The House of Representatives just passed the Petroleum Industry Bill. What is your take on it?
I will like to see the version of the PIB that was passed because we heard that the whole Nigeria is now a host community. If pipeline is passing through Kaduna, there is no reason why Kaduna people should not benefit from anything that concerns pipeline because they also have the capacity to destroy the pipeline or steal the product. If that is what they mean, there is no problem. But if it is to undermine us as Niger Delta people and whittle down our agitation, they will bear the consequences.
Do you see President Buhari signing the PIB into law?
The question is: which version is he signing into law? As I speak to you, the last time that I counted, there were five different versions of the PIB. As I speak to you, I don’t even know which of them was passed. I need to look at the passed document so that we, as Niger Delta people, can sit down and X-ray it. Our benefit in the passed document is what is important.
What is your view on power rotation and the decision of the All Progressives Congress to dump it?
The decision to dump power rotation is a time bomb. Nigeria has had a culture of rotating power. Our brother (Jonathan) was President.

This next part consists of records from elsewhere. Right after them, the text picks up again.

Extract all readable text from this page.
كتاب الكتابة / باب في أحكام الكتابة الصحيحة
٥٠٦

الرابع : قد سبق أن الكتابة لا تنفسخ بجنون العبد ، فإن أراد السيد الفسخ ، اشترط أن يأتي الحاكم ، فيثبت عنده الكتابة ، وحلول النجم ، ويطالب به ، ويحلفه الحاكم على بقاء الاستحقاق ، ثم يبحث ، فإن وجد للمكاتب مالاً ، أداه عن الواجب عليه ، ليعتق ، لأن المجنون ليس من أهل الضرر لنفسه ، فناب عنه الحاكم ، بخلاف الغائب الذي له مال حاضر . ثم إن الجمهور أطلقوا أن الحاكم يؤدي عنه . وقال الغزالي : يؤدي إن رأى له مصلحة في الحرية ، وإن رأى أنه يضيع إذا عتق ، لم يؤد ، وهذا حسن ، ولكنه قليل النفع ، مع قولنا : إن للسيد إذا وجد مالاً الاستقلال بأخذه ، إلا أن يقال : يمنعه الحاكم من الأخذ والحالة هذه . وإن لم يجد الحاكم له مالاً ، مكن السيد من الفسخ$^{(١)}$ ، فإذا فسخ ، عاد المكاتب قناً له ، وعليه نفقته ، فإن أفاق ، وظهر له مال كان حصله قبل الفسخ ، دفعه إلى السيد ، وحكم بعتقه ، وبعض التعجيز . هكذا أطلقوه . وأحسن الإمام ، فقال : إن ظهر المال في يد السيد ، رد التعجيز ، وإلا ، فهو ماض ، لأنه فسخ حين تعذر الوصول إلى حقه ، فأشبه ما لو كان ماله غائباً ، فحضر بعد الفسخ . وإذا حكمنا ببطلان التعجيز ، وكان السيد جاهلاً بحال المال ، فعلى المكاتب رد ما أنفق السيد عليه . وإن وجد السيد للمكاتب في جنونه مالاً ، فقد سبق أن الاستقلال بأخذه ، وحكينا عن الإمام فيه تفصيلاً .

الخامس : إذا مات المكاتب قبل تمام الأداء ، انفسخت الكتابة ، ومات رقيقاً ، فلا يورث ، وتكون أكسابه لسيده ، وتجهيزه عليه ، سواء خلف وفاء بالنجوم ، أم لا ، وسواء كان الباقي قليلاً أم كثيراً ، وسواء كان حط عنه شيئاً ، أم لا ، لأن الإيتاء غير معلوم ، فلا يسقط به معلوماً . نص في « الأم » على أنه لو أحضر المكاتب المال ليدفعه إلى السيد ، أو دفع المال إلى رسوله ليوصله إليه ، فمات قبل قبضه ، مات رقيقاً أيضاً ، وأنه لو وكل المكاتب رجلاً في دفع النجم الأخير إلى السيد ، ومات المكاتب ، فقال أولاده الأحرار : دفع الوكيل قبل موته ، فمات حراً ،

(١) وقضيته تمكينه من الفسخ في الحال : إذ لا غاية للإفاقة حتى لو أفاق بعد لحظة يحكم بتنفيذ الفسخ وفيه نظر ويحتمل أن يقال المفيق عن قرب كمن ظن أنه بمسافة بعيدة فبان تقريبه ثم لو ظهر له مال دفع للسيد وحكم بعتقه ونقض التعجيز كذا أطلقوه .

Clearly, the election results showed that Buhari was not accepted in the South-East and the South-South. It is now left to a reasonable party to ensure the power sharing formula. We should not forget that the agitation for self-determination is very ripe in the South-South. This agitation is taking a different dimension in the South-East. If the South-South people and the South-East people should come together, Nigeria will be gone before you say Jack Robinson. The IYC believes that the administration should be given the opportunity to show us its dance steps. If they say they are going to abandon it (rotation), it means this country is sitting on a keg of gunpowder.
How best do you think the Federal Government can fight corruption?
When Buhari was campaigning, he said clearly that he was going to declare his assets publicly, but he has yet to do so. We are calling on him to do so. I think that the issue of corruption and the posture of the administration must be expressed by the President himself. Virtually all the people around the President have one case or another bordering on corruption. Nigerians voted for Buhari not because he is Buhari, but because of his integrity, believing that it will come to bear on leadership. That’s what Nigerians want but they forget that Goodluck Jonathan had that kind of integrity; it was the people around him that destroyed him. And those same hawks are the same people around Buhari.
There is still much poverty in Bayelsa State, despite the resources of the state. Why is this so?
Bayelsa is not the only state facing economic crisis. We have farms but many people no longer go to farm. When I was a kid, everybody had a farm. Today, agriculture is the main thing. In Lagos, people are leaving their lucrative white collar jobs to go and start fish farms because they now understand that people must eat. If you have a fish farm, you will be making money in Bayelsa. You don’t need to go to America. People in Bayelsa expect the government to be doling out money to them. We must stop it. Our people are lazy people. They are too used to government money.